Unfortunately, the Government Fiscal Plan published in mid-May does not support these objectives. The plan will cut research funding from universities and research institutes by reducing the possibilities of the Academy of Finland to fund high-quality research. Cutting from research always means cutting from education, too.
As part of decisions made in the mid-term policy review, the budget authority for strategic research funding in the Government Fiscal Plan will be permanently reduced by 25 million euros, and the Academy of Finland’s budget authority for research project funding will be cut by 10 million euros from 2023. ‘Budget authority’ refers to the amount of money that is available annually to fund new research projects.
The Government Fiscal Plan further states that the Academy’s budget authority will also decrease due to the reduction in estimated proceeds from gambling and the end of the fixed-term compensation for reduced proceeds in 2024. These decisions may have an impact on the Academy’s research funding already in 2022 and beyond. The impact may even be several orders of magnitude higher than the cuts announced. The Government Fiscal Plan does not provide additional information or details on this. The questions concerning the compensation for the reduced gambling proceeds should therefore be resolved urgently.
Weaker research conditions at universities
Approximately 90 per cent of the Academy of Finland’s funding is allocated to research conducted at universities. In strategic research funding, the corresponding percentage is around 70 per cent. The rest of the funding is allocated mainly to research in government research institutes. From 2023 onwards, the cuts of 35 million euros proposed in the Government Fiscal Plan will mean a permanent reduction of around 26–27 million euros in the funds available for research in universities. Government research institutes will suffer an estimated permanent reduction of 8–9 million euros.
Cuts to research also means cuts to education and training. Research is the foundation of university teaching, and researchers working with funding from the Academy of Finland and the Strategic Research Council play an important role in teaching, both directly and indirectly.
One-off funding will not solve the problems caused by cuts
Parliament is currently also examining a supplementary budget that proposes a one-off increase of 45 million euros in the Academy of Finland’s 2021 budget authority. This budget authority, which is linked to the so-called recovery instrument, is necessary and welcome. However, it will in no way reduce the damages of the permanent cuts. For example, the objective stated in the Education Policy Report, that education and research attract talents from all over the world to Finland, requires that foreign talents can rely on the absence of surprising cuts in the level of research funding.

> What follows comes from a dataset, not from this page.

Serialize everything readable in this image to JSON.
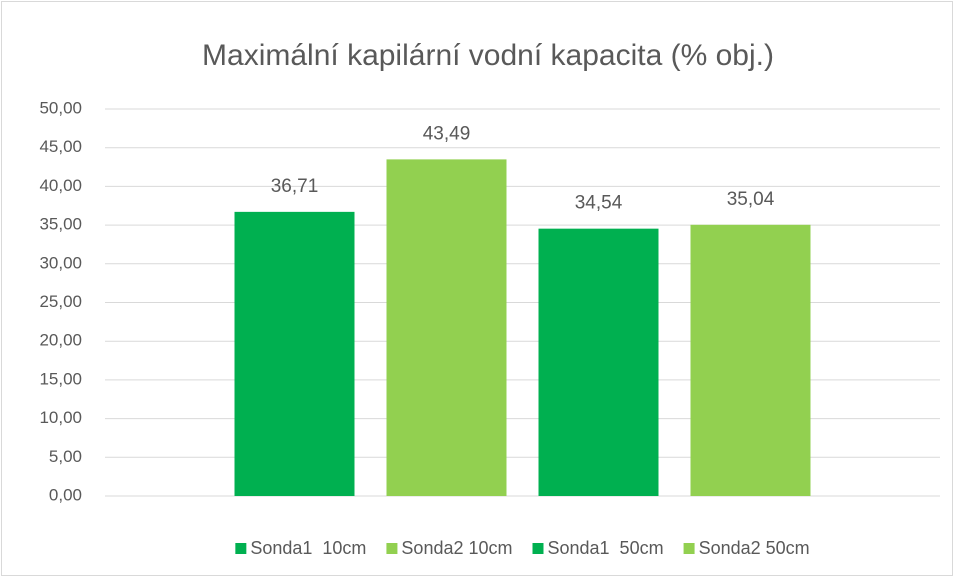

Evaluation of strategic research nearly complete
Established as an independent body within the Academy of Finland, the Strategic Research Council (SRC) funds research of a high scientific quality that seeks solutions to topical societal challenges in collaboration with knowledge producers and knowledge users. The annual SRC funding budget has been steady at around 55 million euros since 2015.
So far, 16 multi-year SRC programmes have been implemented, four of which have ended. The evaluation of the four completed programmes will be ready in June 2021. The results are very promising: the publishing activity and impact of the projects are at a high level. A more comprehensive assessment of the SRC funding instrument is only just beginning.
Funding for strategic research is an important part of the funding of high-quality, high-impact research. The proposed cuts will force SRC programmes to make significant changes and may even interrupt ongoing research projects.
Overall, the research funding cuts in the Government Fiscal Plan and the uncertainty about the situation of research funding tied to gambling proceeds will have a significant impact on the opportunities to carry out research in Finland. At the same time, the plans undermine Finland’s knowledge base, which is the foundation of the future.